Asked if the home minister had taken any decision on the plea, the source said “it was unlikely”.
Rashtrapati Bhawan sources also denied having received the file from the home ministry.
The 40-year-old Guru’s family in the north Kashmir’s Sopore town said they also don’t have any latest information about his mercy plea.
“We don’t know about the development. We have no knowledge if the home ministry has taken any decision on it,” Guru’s cousin, who did not want to be named, told IANS.
A published report Wednesday said the government had asked President Pratibha Patil to reject the mercy plea of Guru, who is on the death row for the 2001 parliament attack.
Confident that the government won’t fast track his execution, Guru’s cousin said: “We have left it all to Allah. He is the best judge to deliver justice. We firmly believe that fate is written, and we have submitted ourselves before the will of god.”
Attempts to get in touch with Guru’s wife Tabassum, who has filed the petition with the president’s office, failed as she refused to talk to the media.
“Sorry, Pyari (Tabassum) cannot speak.

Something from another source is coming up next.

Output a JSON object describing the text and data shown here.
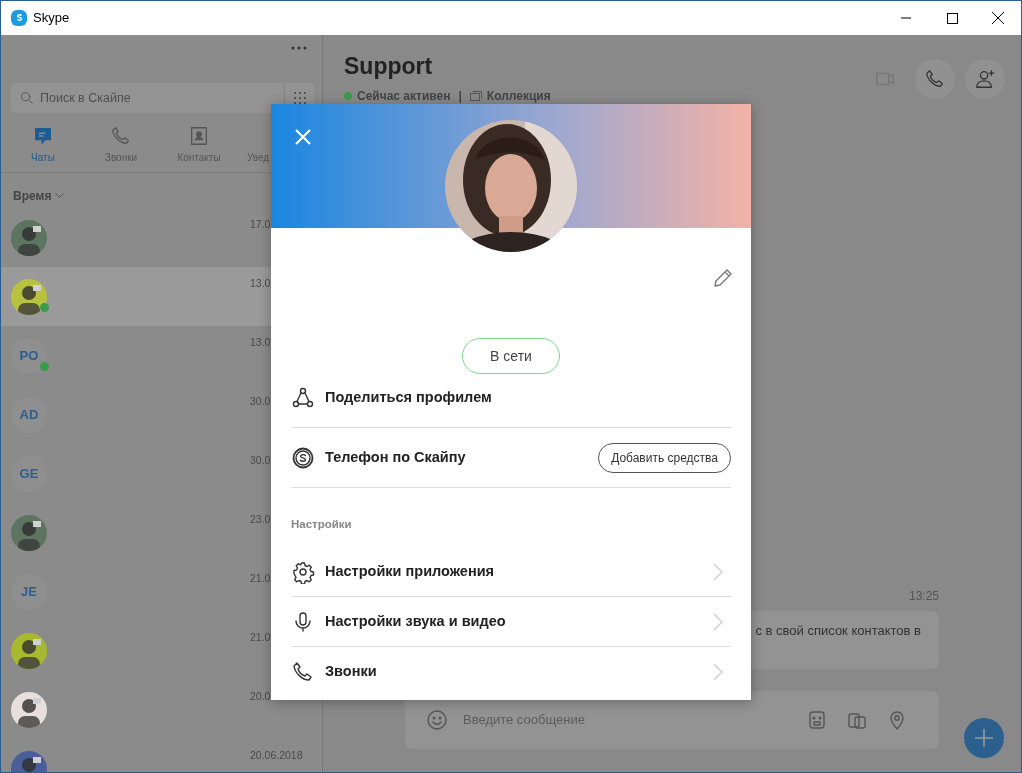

She is not in a position to,” said the cousin, who works in a nursing home in Sopore, 50 km from Srinagar.
The cousin said that Guru had written to the home ministry seeking a quick decision on his mercy petition saying the solitary confinement of several years in New Delhi’s Tihar Jail was taking its toll on him.
“He (Guru) has requested that he should be shifted to the Srinagar Central Jail if the decision on his plea will take too long. We don’t even know what happened to that application,” the cousin said.
The opposition Bharatiya Janata Party (BJP) demanded that the Supreme Court decision on Guru’s hanging “must be immediately implemented”.
“Ultimately the home ministry has to recommend that the punishment awarded by the Supreme Court is right and it should be implemented… We demand that the president’s office must reject the mercy petitio”,” BJP spokesperson Prakash Javadekar told reporters.
Guru, a medicine and surgical instrument dealer from Jammu and Kashmir, was given the death penalty in 2002 on charges of hatching the conspiracy.
His sentence was upheld by the Supreme Court in 2005. The sentence was scheduled to be carried out Oct 20, 2006. But his execution was stayed after his wife sought clemency.
The petition is 28th in a list of mercy applications before Patil.
As per the procedures, the president had sought the views of the home ministry, which in turn asked the Delhi government to give its views.
The Delhi government earlier this month returned the file to the home ministry favouring the hanging but asked it to take into consideration any possible law and order problem.